LeetCode: Sum Root to Leaf Numbers

Given a binary tree containing digits from 0-9 only, each root-to-leaf path could represent a number.

An example is the root-to-leaf path 1->2->3 which represents the number 123.

Find the total sum of all root-to-leaf numbers.

For example,

    1
   / 
  2   3

The root-to-leaf path 1->2 represents the number 12.
The root-to-leaf path 1->3 represents the number 13.

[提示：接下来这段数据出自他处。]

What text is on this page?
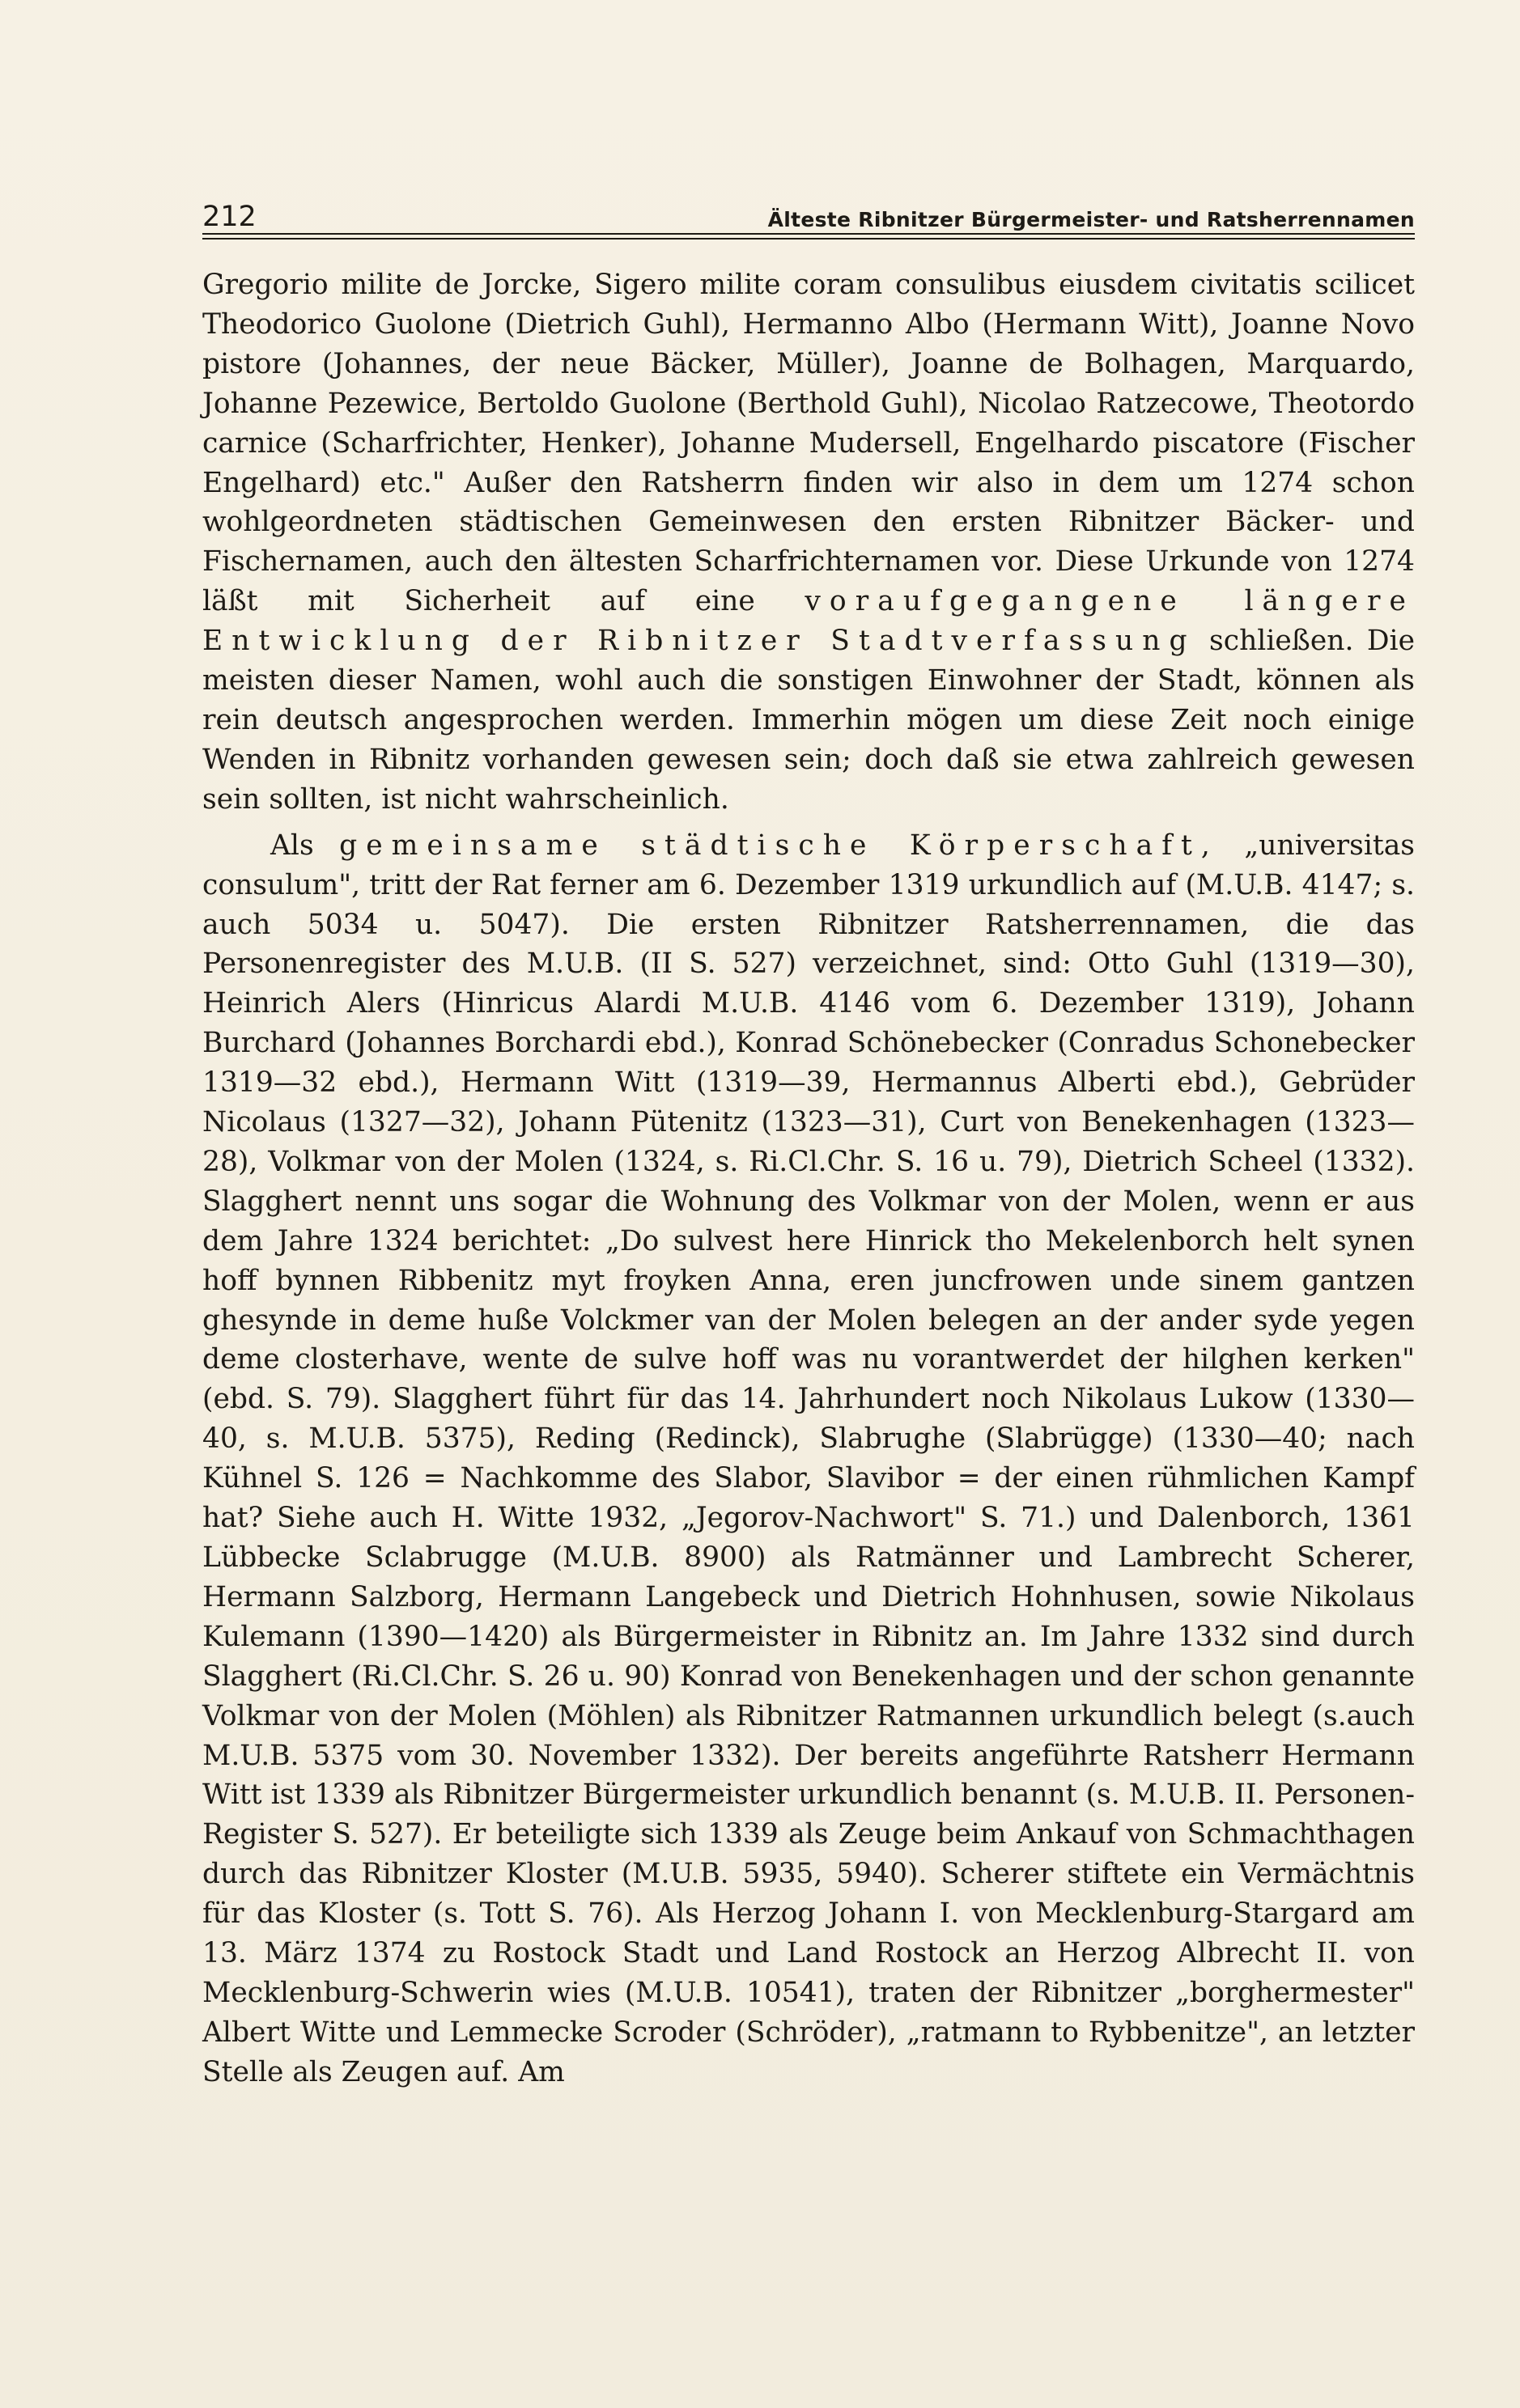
212	Älteste Ribnitzer Bürgermeister- und Ratsherrennamen

Gregorio milite de Jorcke, Sigero milite coram consulibus eiusdem civitatis scilicet Theodorico Guolone (Dietrich Guhl), Hermanno Albo (Hermann Witt), Joanne Novo pistore (Johannes, der neue Bäcker, Müller), Joanne de Bolhagen, Marquardo, Johanne Pezewice, Bertoldo Guolone (Berthold Guhl), Nicolao Ratzecowe, Theotordo carnice (Scharfrichter, Henker), Johanne Mudersell, Engelhardo piscatore (Fischer Engelhard) etc." Außer den Ratsherrn finden wir also in dem um 1274 schon wohlgeordneten städtischen Gemeinwesen den ersten Ribnitzer Bäcker- und Fischernamen, auch den ältesten Scharfrichternamen vor. Diese Urkunde von 1274 läßt mit Sicherheit auf eine voraufgegangene längere Entwicklung der Ribnitzer Stadtverfassung schließen. Die meisten dieser Namen, wohl auch die sonstigen Einwohner der Stadt, können als rein deutsch angesprochen werden. Immerhin mögen um diese Zeit noch einige Wenden in Ribnitz vorhanden gewesen sein; doch daß sie etwa zahlreich gewesen sein sollten, ist nicht wahrscheinlich.

Als gemeinsame städtische Körperschaft, „universitas consulum", tritt der Rat ferner am 6. Dezember 1319 urkundlich auf (M.U.B. 4147; s. auch 5034 u. 5047). Die ersten Ribnitzer Ratsherrennamen, die das Personenregister des M.U.B. (II S. 527) verzeichnet, sind: Otto Guhl (1319—30), Heinrich Alers (Hinricus Alardi M.U.B. 4146 vom 6. Dezember 1319), Johann Burchard (Johannes Borchardi ebd.), Konrad Schönebecker (Conradus Schonebecker 1319—32 ebd.), Hermann Witt (1319—39, Hermannus Alberti ebd.), Gebrüder Nicolaus (1327—32), Johann Pütenitz (1323—31), Curt von Benekenhagen (1323—28), Volkmar von der Molen (1324, s. Ri.Cl.Chr. S. 16 u. 79), Dietrich Scheel (1332). Slagghert nennt uns sogar die Wohnung des Volkmar von der Molen, wenn er aus dem Jahre 1324 berichtet: „Do sulvest here Hinrick tho Mekelenborch helt synen hoff bynnen Ribbenitz myt froyken Anna, eren juncfrowen unde sinem gantzen ghesynde in deme huße Volckmer van der Molen belegen an der ander syde yegen deme closterhave, wente de sulve hoff was nu vorantwerdet der hilghen kerken" (ebd. S. 79). Slagghert führt für das 14. Jahrhundert noch Nikolaus Lukow (1330—40, s. M.U.B. 5375), Reding (Redinck), Slabrughe (Slabrügge) (1330—40; nach Kühnel S. 126 = Nachkomme des Slabor, Slavibor = der einen rühmlichen Kampf hat? Siehe auch H. Witte 1932, „Jegorov-Nachwort" S. 71.) und Dalenborch, 1361 Lübbecke Sclabrugge (M.U.B. 8900) als Ratmänner und Lambrecht Scherer, Hermann Salzborg, Hermann Langebeck und Dietrich Hohnhusen, sowie Nikolaus Kulemann (1390—1420) als Bürgermeister in Ribnitz an. Im Jahre 1332 sind durch Slagghert (Ri.Cl.Chr. S. 26 u. 90) Konrad von Benekenhagen und der schon genannte Volkmar von der Molen (Möhlen) als Ribnitzer Ratmannen urkundlich belegt (s.auch M.U.B. 5375 vom 30. November 1332). Der bereits angeführte Ratsherr Hermann Witt ist 1339 als Ribnitzer Bürgermeister urkundlich benannt (s. M.U.B. II. Personen-Register S. 527). Er beteiligte sich 1339 als Zeuge beim Ankauf von Schmachthagen durch das Ribnitzer Kloster (M.U.B. 5935, 5940). Scherer stiftete ein Vermächtnis für das Kloster (s. Tott S. 76). Als Herzog Johann I. von Mecklenburg-Stargard am 13. März 1374 zu Rostock Stadt und Land Rostock an Herzog Albrecht II. von Mecklenburg-Schwerin wies (M.U.B. 10541), traten der Ribnitzer „borghermester" Albert Witte und Lemmecke Scroder (Schröder), „ratmann to Rybbenitze", an letzter Stelle als Zeugen auf. Am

Return the sum = 12 + 13 = 25.

地址：https://oj.leetcode.com/problems/sum-root-to-leaf-numbers/

算法：用递归的方法完成的。首先分别计算左右子树的和，并且把子树中所有叶子节点的深度记录下来，然后根的和=左子树的和+右子树的和+根的值*pow10（叶子节点的深度）。代码：

/**
 * Definition for binary tree
 * struct TreeNode {
 *     int val;
 *     TreeNode *left;
 *     TreeNode *right;
 *     TreeNode(int x) : val(x), left(NULL), right(NULL) {}
 * };
 */
class Solution {
public:
    int sumNumbers(TreeNode *root) {
        vector<int> level;
        if(!root)   return 0;
        return sum(root,level);
    }
    int sum(TreeNode *root, vector<int> &level){
        if(!root)   return -1;
        if(!root->left && !root->right){
            level.push_back(1);
            return root->val;
        }
        vector<int> left;
        int left_sum = sum(root->left,left);
        vector<int> right;
        int right_sum = sum(root->right,right);
        int total_sum = 0;
        if(left_sum >= 0){
            total_sum += left_sum;
            vector<int>::iterator it = left.begin();
            for(; it != left.end(); ++it){
                total_sum += (root->val * int(pow10(*it)));
                level.push_back(*it + 1);
            }
        }
        if(right_sum >= 0){
            total_sum += right_sum;
            vector<int>::iterator it = right.begin();
            for(; it != right.end(); ++it){
                total_sum += (root->val * int(pow10(*it)));
                level.push_back(*it + 1);
            }
        }
        return total_sum;
    }
};